Dans une décision récente (Abssisse et Composite BHS inc.), la Commission des lésions professionnelles (CLP) s’est prononcée sur la légalité de la démarche d’un médecin-conseil de la Commission de la santé et de la sécurité du travail (CSST) auprès d’un médecin désigné par cette dernière. 

La CLP était saisie de la contestation d’un travailleur qui concernait plus particulièrement les limitations fonctionnelles résultant de la lésion professionnelle dont il avait été victime. La décision contestée devant elle confirmait celle rendue par la CSST à la suite d’un avis du bureau d’évaluation médicale (BEM). Dans un moyen préalable, le travailleur alléguait que le BEM n’avait pas à donner son avis sur les limitations fonctionnelles et que la décision de la CSST y ayant donné suite était irrégulière.
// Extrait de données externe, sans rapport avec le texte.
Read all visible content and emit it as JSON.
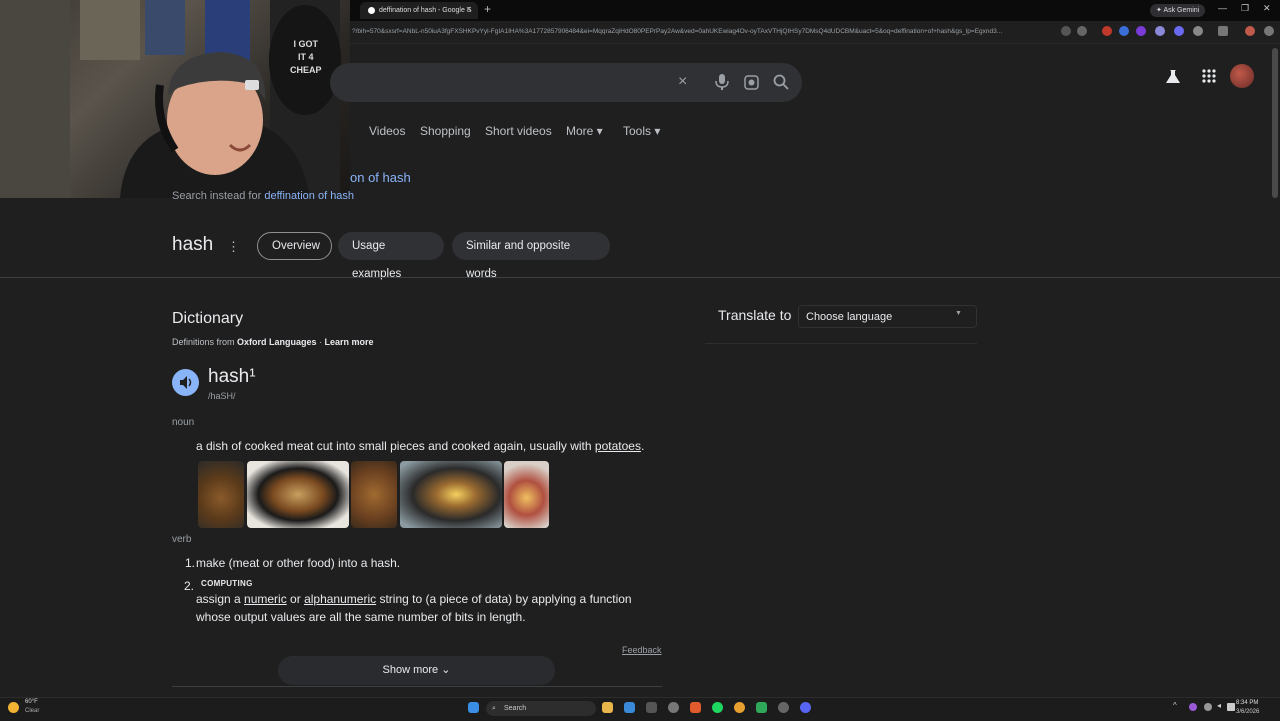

Dans cette affaire, le travailleur avait été examiné par un chirurgien orthopédiste à la demande de la CSST, lequel avait établi des limitations fonctionnelles qui, dans les faits – ainsi que le souligne la CLP – correspondaient à des limitations fonctionnelles de classe 4 selon l’échelle de l’Institut de recherche Robert-Sauvé en santé et en sécurité du travail. Toutefois, à la suite d’une intervention d’un médecin-conseil de la CSST lui suggérant qu’il pourrait plutôt s’agir de limitations de classe 3, le chirurgien orthopédiste avait produit un rapport amendé allant en ce sens.

Pour sa part, le médecin qui a charge était d’avis que les limitations initialement retenues par le chirurgien orthopédiste correspondaient à la condition du travailleur. Compte tenu de ce qui paraissait être un désaccord entre son médecin désigné et le médecin qui a charge, la CSST a soumis le dossier au BEM afin qu’il donne son avis sur la question des limitations fonctionnelles.

Portée de l’intervention du médecin-conseil

Selon la CLP, l’intervention du médecin-conseil dans ce dossier – qui a entraîné des modifications importantes des limitations fonctionnelles — allait au-delà de ce que l’on peut considérer comme étant une demande de précision. Il ne s’agissait pas davantage d’une demande de correction d’une erreur de dictée ou d’une erreur technique. De l’avis de la CLP :  «Au lieu de simplement demander une précision, la CSST a présenté une requête en y orientant la réponse.» (paragr. 52)

Un véritable désaccord entre les médecins?

Dans la mesure où le médecin qui a charge persistait à reconnaître des limitations fonctionnelles de classe 4, il peut sembler, de prime abord, qu’il était en désaccord avec les conclusions du chirurgien orthopédiste telles que modifiées.

La CLP a cependant considéré qu’il s’agissait d’un désaccord provoqué artificiellement par l’intervention du médecin-conseil. Elle qualifie cette intervention d’«ingérence flagrante» et «illégale» et ajoute que, sans elle, il n’y aurait pas eu de divergence d’opinions entre le médecin désigné et le médecin qui a charge, de sorte qu’il n’y aurait pas eu lieu de soumettre le dossier au BEM. À cet égard, elle souligne que «la procédure d’évaluation médicale vise, ultimement, à résoudre un litige d’ordre médical et non pas à créer des débats là où il y en a pas» (paragr. 56).

Accueillant le moyen préalable invoqué par le travailleur, la CLP a jugé que les conclusions du BEM étaient irrégulières et a déclaré qu’elle demeurait liée par les limitations fonctionnelles retenues par le médecin qui a charge.  

Référence

 Abssisse et Composite BHS inc. (C.L.P., 2014-10-16), 2014 QCCLP 5751, SOQUIJ AZ-51116753.  À la date de diffusion, la décision n’avait pas été portée en révision.